Сначала изменился запах, и он понял, что уже не здесь. И тут Сергей ощутил совершенно незнакомый, но изумительно волшебный привкус. Как будто тысячи благоухающих нектаров, дополняя друг друга своими сказочными ароматами, разливаясь, приглашали его на самую желанную трапезу под небом. «Что же я увижу тогда глазами?» — отчего-то спокойно подумал он.
— Это вкус плода древа жизни, а глазами… глазами… глазами… в самом конце Звезду…
Он насиловал её почти каждый день. Сослуживцы догадывались. Были и те, кто знал. И те, кто злорадствовал. Последние в большинстве своем из догадливых. Это происходило всегда одинаково. Он передавал через секретаря, чтобы Слава задержалась. Даже не ей, а через секретаря — подобострастную уродливую женщину преклонных лет. Подобострастно уродливую. Каждый раз она сообщала о распоряжении с ухмылкой, и не только Славе. А вечером начинался кошмар.

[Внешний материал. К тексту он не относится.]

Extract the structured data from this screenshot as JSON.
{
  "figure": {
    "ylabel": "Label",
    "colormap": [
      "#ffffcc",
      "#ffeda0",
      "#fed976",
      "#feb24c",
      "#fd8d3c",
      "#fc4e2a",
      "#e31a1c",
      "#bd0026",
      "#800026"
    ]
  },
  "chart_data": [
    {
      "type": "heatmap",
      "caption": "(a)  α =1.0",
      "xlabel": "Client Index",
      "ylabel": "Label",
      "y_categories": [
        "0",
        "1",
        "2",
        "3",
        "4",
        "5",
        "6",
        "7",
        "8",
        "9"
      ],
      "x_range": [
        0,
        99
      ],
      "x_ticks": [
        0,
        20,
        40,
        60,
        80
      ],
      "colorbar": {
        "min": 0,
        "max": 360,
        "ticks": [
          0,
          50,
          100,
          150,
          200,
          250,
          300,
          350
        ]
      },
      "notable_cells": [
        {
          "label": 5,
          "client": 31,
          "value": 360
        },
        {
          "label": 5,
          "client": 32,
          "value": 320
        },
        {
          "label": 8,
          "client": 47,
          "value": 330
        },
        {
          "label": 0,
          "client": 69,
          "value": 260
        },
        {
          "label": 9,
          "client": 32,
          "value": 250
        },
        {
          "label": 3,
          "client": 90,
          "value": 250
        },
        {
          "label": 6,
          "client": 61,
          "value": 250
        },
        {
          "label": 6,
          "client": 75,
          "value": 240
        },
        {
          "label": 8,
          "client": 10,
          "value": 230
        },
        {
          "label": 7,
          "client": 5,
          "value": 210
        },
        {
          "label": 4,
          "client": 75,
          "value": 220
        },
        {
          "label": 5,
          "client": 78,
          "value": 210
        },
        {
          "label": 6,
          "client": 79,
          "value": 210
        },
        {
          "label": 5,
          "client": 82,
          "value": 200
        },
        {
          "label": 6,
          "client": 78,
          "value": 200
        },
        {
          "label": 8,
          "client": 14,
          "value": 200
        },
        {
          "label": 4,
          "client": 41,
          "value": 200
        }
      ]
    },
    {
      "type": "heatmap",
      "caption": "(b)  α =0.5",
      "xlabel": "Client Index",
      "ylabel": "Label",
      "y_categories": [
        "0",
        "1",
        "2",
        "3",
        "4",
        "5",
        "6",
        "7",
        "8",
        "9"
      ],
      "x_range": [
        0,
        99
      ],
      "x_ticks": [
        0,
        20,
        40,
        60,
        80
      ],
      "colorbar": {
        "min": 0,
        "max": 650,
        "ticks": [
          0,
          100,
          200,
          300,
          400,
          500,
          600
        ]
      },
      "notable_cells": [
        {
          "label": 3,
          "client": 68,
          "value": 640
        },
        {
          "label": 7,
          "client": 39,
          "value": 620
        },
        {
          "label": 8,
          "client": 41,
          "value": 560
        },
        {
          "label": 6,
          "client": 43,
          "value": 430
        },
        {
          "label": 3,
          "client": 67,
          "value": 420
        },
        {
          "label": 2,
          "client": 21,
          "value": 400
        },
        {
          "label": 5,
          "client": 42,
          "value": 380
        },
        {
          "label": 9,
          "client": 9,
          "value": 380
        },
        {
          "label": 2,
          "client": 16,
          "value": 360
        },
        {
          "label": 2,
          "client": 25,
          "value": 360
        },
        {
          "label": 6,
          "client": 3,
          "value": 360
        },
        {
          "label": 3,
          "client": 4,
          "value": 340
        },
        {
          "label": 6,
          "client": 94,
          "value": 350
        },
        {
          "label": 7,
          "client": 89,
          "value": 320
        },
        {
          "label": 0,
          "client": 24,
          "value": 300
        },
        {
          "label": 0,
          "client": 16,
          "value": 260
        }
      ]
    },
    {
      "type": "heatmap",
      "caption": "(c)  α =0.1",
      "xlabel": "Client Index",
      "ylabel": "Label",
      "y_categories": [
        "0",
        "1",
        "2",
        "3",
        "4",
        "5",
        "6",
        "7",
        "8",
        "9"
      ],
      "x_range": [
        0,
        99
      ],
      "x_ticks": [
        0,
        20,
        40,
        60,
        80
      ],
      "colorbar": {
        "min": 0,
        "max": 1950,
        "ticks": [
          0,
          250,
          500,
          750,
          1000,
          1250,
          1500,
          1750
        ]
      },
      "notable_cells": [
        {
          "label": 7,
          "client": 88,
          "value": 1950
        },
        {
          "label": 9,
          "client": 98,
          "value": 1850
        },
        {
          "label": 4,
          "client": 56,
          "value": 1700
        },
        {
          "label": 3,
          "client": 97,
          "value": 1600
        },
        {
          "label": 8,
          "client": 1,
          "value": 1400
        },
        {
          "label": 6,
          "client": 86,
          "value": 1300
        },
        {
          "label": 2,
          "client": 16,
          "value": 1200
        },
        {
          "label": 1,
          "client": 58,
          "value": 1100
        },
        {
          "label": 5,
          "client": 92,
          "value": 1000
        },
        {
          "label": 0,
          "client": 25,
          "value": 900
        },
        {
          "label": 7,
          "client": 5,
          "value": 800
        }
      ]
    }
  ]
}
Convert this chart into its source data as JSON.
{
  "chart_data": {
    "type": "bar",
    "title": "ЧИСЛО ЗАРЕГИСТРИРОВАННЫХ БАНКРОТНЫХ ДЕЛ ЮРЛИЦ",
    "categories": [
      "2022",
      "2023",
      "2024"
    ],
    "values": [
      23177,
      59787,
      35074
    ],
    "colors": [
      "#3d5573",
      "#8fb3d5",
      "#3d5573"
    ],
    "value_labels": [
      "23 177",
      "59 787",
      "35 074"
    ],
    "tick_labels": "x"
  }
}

Ночь и мокрая от слез подушка. Ей некуда было уйти. И не к кому.
Тяжело больная мать лежала в хосписе.
— Доченька, откуда у тебя деньги? Я знаю, здесь так дорого. Всё равно я умру, мне сказали… — мать запнулась, — нянечка… та, в красной кофточке. Только не подумай дурного, она очень заботливая и жалеет тебя. Говорит, такая красивая и молодая и так тратишься. Здесь, конечно, и уход, и покой, но я смогу и дома. Да и потом, мне всё равно последнее время очень больно, лекарства не помогают. Наверное, уж скоро…
Слава помнила эту нянечку. Лекарства не помогают… Комок подступил к горлу. Здесь платили только врачу, но однажды та подошла к ней и, глядя с каким-то непонятным вызовом, спросила: «Вы что же, думаете, всё зависит от доктора? У персонала свои порядки. Инъекции делаем мы, так что подумайте, насколько дорога вам мать. В прямом смысле», — подчеркнула она. Тогда Слава в почти безумном порыве наговорила много резкостей. Сейчас пожалела. И все поняла.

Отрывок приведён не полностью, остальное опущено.